Last year’s It was a phenomenal horror film and director Andy Muschietti’s superb handling of the source material made it one of the best Stephen King adaptations to ever grace the screen. However, the process leading up to the production of this film is quite tumultuous with plans of the film being developed as early as nearly a decade ago. The film could have been entirely different, perhaps even released earlier as True Detective and Beasts of No Nation director was initially supposed to helm the project.
So, an It adaptation was planned way back in 2009 with Cary Fukunaga hopping on board to take on the project in 2012. At the time, Fukunaga had Jane Eyre and Sin Nombre under his belt as directorial credits, which were good films. However, Fukunaga parted ways with the project in 2015 citing creative differences with New Line Cinema. Fukunaga still maintained writing credits but his departure set the film back significantly.

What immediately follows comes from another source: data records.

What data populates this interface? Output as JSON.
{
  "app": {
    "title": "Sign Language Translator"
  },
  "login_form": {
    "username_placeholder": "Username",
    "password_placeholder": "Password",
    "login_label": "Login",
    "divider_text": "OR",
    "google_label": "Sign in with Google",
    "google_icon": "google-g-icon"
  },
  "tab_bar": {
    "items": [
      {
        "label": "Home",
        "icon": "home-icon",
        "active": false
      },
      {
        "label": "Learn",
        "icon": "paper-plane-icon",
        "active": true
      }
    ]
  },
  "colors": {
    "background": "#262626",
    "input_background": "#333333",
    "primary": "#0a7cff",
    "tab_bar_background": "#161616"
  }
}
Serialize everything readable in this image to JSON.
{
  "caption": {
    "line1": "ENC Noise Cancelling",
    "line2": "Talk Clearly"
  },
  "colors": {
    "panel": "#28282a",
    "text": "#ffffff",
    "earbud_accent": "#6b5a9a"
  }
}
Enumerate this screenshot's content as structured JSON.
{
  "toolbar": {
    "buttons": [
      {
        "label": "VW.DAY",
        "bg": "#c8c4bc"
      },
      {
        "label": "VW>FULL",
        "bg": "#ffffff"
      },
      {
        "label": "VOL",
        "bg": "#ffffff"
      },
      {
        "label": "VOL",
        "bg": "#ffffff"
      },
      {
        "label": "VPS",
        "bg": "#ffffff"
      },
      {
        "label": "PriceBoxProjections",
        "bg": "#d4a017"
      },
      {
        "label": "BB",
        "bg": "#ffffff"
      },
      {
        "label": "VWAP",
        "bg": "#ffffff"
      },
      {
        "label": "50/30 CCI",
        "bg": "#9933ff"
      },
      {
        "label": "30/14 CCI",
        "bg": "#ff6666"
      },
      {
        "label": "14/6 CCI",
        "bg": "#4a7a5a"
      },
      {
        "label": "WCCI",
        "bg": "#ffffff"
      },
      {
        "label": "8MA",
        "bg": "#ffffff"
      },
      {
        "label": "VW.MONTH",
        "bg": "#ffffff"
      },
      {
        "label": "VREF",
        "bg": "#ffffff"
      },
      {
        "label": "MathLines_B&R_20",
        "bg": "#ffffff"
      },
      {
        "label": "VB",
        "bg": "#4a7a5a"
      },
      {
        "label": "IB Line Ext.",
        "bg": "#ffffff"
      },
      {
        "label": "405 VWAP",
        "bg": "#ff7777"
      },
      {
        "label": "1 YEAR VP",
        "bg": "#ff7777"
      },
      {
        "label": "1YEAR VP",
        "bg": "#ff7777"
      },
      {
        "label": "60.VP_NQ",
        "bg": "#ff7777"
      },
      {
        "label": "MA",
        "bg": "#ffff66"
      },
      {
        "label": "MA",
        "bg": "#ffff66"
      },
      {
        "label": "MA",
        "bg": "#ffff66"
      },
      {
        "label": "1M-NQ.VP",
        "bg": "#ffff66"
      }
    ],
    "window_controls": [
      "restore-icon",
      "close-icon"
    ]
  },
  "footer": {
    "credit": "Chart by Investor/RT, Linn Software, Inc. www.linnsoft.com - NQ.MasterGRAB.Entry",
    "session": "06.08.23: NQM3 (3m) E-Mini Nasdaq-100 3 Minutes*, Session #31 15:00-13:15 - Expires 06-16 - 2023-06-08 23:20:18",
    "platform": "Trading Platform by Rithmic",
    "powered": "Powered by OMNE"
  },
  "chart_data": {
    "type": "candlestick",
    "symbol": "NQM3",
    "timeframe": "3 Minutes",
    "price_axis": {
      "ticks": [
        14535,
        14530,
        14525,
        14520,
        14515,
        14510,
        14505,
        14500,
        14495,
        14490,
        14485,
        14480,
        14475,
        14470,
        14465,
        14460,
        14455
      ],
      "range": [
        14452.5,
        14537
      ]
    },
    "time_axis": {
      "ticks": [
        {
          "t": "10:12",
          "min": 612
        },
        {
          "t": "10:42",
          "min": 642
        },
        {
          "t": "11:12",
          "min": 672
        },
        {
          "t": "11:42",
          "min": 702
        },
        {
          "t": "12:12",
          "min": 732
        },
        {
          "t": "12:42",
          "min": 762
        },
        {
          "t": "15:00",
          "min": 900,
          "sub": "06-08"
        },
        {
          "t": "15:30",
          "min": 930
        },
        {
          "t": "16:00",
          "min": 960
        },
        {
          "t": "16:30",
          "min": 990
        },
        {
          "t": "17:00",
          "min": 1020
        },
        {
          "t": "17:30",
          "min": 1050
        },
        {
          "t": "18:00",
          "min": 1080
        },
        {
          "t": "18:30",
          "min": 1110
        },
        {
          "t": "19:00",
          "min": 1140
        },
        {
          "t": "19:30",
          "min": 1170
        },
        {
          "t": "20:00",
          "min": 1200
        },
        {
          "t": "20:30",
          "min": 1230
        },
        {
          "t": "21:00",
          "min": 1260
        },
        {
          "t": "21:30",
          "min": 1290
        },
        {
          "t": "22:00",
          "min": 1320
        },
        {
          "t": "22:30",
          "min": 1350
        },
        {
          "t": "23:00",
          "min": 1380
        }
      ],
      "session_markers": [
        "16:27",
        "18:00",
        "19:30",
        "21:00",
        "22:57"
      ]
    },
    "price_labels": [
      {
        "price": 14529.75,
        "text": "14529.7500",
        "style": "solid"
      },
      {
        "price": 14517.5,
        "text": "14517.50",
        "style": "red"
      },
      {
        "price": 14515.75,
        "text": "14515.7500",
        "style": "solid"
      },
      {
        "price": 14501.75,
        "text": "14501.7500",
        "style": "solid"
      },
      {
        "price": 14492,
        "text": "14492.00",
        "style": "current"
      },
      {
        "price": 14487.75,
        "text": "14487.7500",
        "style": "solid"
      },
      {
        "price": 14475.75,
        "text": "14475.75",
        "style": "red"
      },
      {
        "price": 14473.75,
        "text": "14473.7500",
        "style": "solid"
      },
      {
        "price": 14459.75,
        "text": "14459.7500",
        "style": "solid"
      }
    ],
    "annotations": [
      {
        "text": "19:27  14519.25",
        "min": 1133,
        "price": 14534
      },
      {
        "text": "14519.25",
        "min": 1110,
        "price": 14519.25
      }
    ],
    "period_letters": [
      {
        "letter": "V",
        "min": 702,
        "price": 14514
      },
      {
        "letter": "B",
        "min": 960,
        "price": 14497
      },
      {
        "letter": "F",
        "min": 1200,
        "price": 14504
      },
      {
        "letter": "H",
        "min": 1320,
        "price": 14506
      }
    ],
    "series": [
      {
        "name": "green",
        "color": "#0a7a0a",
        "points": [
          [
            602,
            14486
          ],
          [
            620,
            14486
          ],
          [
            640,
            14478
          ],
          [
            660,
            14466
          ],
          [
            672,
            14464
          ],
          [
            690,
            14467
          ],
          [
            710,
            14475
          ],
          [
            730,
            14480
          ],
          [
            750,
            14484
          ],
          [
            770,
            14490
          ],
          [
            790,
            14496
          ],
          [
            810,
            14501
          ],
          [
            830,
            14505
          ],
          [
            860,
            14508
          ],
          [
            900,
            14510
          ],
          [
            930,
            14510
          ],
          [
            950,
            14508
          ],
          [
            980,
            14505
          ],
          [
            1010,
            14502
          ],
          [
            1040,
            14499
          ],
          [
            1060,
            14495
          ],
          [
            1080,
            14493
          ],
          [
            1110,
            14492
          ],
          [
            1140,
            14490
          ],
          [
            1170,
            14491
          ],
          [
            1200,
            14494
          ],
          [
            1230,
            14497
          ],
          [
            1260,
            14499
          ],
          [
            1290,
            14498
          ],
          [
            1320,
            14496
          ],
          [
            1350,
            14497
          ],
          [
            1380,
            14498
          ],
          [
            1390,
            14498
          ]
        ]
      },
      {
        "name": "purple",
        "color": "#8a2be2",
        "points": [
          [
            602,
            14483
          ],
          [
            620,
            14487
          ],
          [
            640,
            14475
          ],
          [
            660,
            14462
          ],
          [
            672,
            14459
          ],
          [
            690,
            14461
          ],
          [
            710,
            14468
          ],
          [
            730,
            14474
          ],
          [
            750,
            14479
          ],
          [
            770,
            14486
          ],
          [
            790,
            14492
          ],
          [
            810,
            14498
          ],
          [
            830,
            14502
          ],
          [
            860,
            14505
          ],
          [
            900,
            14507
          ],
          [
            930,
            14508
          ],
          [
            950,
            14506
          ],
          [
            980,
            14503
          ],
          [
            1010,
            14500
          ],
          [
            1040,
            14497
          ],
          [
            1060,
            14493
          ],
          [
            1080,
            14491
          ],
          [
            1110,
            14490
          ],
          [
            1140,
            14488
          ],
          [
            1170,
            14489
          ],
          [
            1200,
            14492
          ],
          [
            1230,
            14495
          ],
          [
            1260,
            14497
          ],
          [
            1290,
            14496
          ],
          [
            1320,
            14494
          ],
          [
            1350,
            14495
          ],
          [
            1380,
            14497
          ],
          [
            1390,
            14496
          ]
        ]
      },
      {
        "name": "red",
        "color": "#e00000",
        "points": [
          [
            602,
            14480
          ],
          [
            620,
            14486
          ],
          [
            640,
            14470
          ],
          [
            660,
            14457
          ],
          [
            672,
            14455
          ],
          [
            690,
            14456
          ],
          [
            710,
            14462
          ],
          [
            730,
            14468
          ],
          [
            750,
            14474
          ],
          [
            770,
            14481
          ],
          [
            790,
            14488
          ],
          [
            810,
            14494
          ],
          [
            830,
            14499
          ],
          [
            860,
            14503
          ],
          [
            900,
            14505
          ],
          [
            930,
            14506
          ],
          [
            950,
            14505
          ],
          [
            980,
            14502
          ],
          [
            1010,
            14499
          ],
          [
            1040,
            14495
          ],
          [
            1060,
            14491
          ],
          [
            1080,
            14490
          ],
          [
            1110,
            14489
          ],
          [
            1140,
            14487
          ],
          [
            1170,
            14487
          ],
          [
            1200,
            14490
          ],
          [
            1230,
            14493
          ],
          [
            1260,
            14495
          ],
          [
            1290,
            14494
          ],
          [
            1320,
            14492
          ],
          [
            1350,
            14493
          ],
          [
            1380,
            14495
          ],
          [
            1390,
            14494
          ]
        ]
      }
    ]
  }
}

In an interview with GQ for his latest miniseries Maniac starring Emma Stone and Jonah Hill, Fukunaga discussed what happened with It. It seems (no pun intended) like Fukunaga himself is a little confused with the whole thing himself and it seemed like the studio might have been a little afraid of him (sorta). He said:
“I think it was fear on their part, that they couldn’t control me… they thought they couldn’t control me. I would have been a total collaborator. That was the kind of ridiculous part. It was just more a perception. I have never seen a note and been like, Fuck you guys. No way. It’s always been a conversation.”
Wow New Line! He’s not some demonic entity like Pennywise. It does sound like New Line was fairly paranoid about what Fukunaga would do and if he would go rogue and I don’t know… make a better film. It seems that even Fukunaga seemed a little ticked off by the notion of being “uncompromising” alluding to his time in Beasts of No Nation. He said:
“I don’t think I’ve ever been able to make something uncompromising. Like, someone commented on Beasts…’Oh, how did it feel to make a movie that’s uncompromising?’ Like, uncompromising? I had to rewrite my entire third act ’cause we didn’t have the money to finish the film. We compromise all over the place.”
Well in the end, It was a fantastic horror film and one of the year’s best films. Maybe Fukunaga would have made it Best Picture worthy but we’ll never know. In the meantime, Muschietti would likely be able to deliver a great sequel with It: Chapter Two and Fukunaga’s Maniac looks great so we might as well enjoy both their efforts.